Based on the rules of MLB's bonus pools, Moncada will receive a large signing bonus when he does eventually sign. The estimated $30-40 million deal will become close to $80 million when the taxes and penalties are considered. He will also likely receive a seven year deal, but it could go longer when negotiations intensify. So, let's say the Phillies make the leap and sign Moncada for eight seasons. Assuming the first year is spent in the minor leagues, it primes the Cuban to make his major league debut in 2017, just in time for the team's return to contention. But will the Phillies really be prepared by then?
Without delving too deep into possibilities, take a look at the free agencies in the next two seasons (2016, 2017). Following the 2015 season, names like David Price, Jordan Zimmermann, and Doug Fister are all set to hit the free agent market. Assuming the Phillies hang on to Cole Hamels and sign one of those guys, a rotation headed by Hamels, Price/Zimmermann/Fister, and Cliff Lee (depending on injuries and options and my high hopes) becomes quite formidable. Couple that with young names like Aaron Nola, and you have a steady starting five.
Meanwhile, plenty of offensive players are due to hit free agency in those years, including Justin Upton, Jason Heyward, Carlos Gomez, and Jonathan Lucroy. Nothing is sure, as each of these guys could sign extensions with their current clubs. However, the possibility of one or two of those outfielders, plus a catcher and a number two starting pitcher signing in those next few seasons is real, and could lead to some drastic changes.
Thus far, Mocada has had private workouts with a couple of teams, including the San Francisco Giants. They, along with the Los Angeles Dodgers and the Miami Marlins, have jumped up as favorites for his services.
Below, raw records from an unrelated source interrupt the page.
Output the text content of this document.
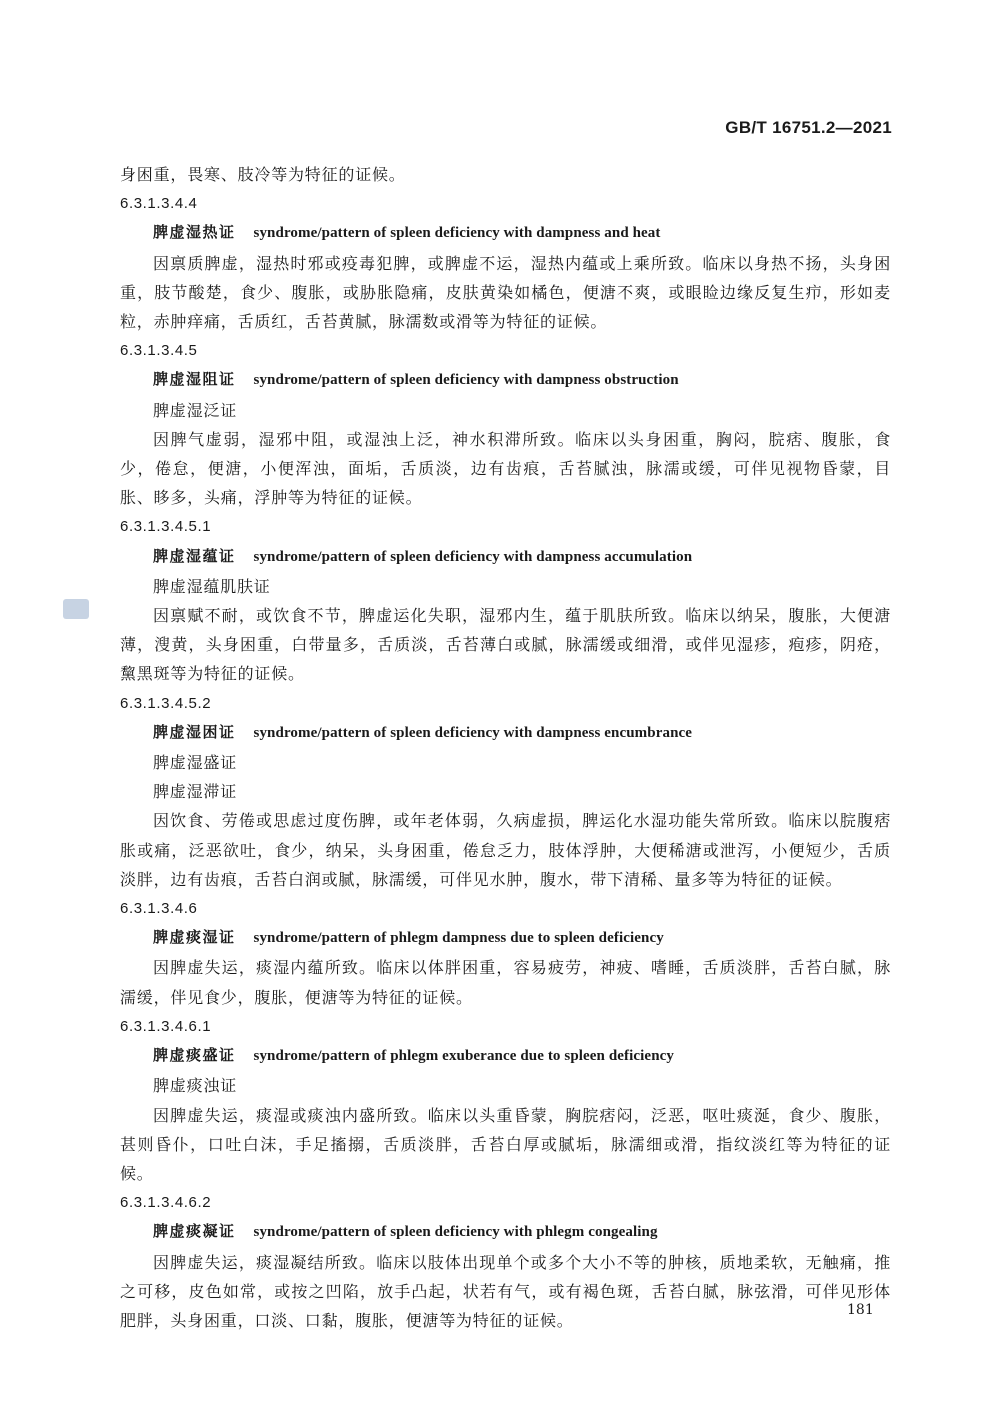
GB/T 16751.2—2021
身困重，畏寒、肢冷等为特征的证候。
6.3.1.3.4.4
脾虚湿热证 syndrome/pattern of spleen deficiency with dampness and heat
因禀质脾虚，湿热时邪或疫毒犯脾，或脾虚不运，湿热内蕴或上乘所致。临床以身热不扬，头身困重，肢节酸楚，食少、腹胀，或胁胀隐痛，皮肤黄染如橘色，便溏不爽，或眼睑边缘反复生疖，形如麦粒，赤肿痒痛，舌质红，舌苔黄腻，脉濡数或滑等为特征的证候。
6.3.1.3.4.5
脾虚湿阻证 syndrome/pattern of spleen deficiency with dampness obstruction
脾虚湿泛证
因脾气虚弱，湿邪中阻，或湿浊上泛，神水积滞所致。临床以头身困重，胸闷，脘痞、腹胀，食少，倦怠，便溏，小便浑浊，面垢，舌质淡，边有齿痕，舌苔腻浊，脉濡或缓，可伴见视物昏蒙，目胀、眵多，头痛，浮肿等为特征的证候。
6.3.1.3.4.5.1
脾虚湿蕴证 syndrome/pattern of spleen deficiency with dampness accumulation
脾虚湿蕴肌肤证
因禀赋不耐，或饮食不节，脾虚运化失职，湿邪内生，蕴于肌肤所致。临床以纳呆，腹胀，大便溏薄，溲黄，头身困重，白带量多，舌质淡，舌苔薄白或腻，脉濡缓或细滑，或伴见湿疹，疱疹，阴疮，黧黑斑等为特征的证候。
6.3.1.3.4.5.2
脾虚湿困证 syndrome/pattern of spleen deficiency with dampness encumbrance
脾虚湿盛证
脾虚湿滞证
因饮食、劳倦或思虑过度伤脾，或年老体弱，久病虚损，脾运化水湿功能失常所致。临床以脘腹痞胀或痛，泛恶欲吐，食少，纳呆，头身困重，倦怠乏力，肢体浮肿，大便稀溏或泄泻，小便短少，舌质淡胖，边有齿痕，舌苔白润或腻，脉濡缓，可伴见水肿，腹水，带下清稀、量多等为特征的证候。
6.3.1.3.4.6
脾虚痰湿证 syndrome/pattern of phlegm dampness due to spleen deficiency
因脾虚失运，痰湿内蕴所致。临床以体胖困重，容易疲劳，神疲、嗜睡，舌质淡胖，舌苔白腻，脉濡缓，伴见食少，腹胀，便溏等为特征的证候。
6.3.1.3.4.6.1
脾虚痰盛证 syndrome/pattern of phlegm exuberance due to spleen deficiency
脾虚痰浊证
因脾虚失运，痰湿或痰浊内盛所致。临床以头重昏蒙，胸脘痞闷，泛恶，呕吐痰涎，食少、腹胀，甚则昏仆，口吐白沫，手足搐搦，舌质淡胖，舌苔白厚或腻垢，脉濡细或滑，指纹淡红等为特征的证候。
6.3.1.3.4.6.2
脾虚痰凝证 syndrome/pattern of spleen deficiency with phlegm congealing
因脾虚失运，痰湿凝结所致。临床以肢体出现单个或多个大小不等的肿核，质地柔软，无触痛，推之可移，皮色如常，或按之凹陷，放手凸起，状若有气，或有褐色斑，舌苔白腻，脉弦滑，可伴见形体肥胖，头身困重，口淡、口黏，腹胀，便溏等为特征的证候。
181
However, it sounds as the signing will not take place until the season is underway, leaving room for several more teams to get involved.
If you haven't taken noticed, there are a ton of "if's" regarding the Phillies' current situation. The next couple of seasons are going to be less-than-exciting, to say the least. But, bringing in the talents of Yoan Moncada could be the big jump the organization takes toward a return to their former glory. With the minor league system slowly regaining some of its respect, and the idea of signing a huge Cuban star, perhaps fans have more to be excited about than previously believed.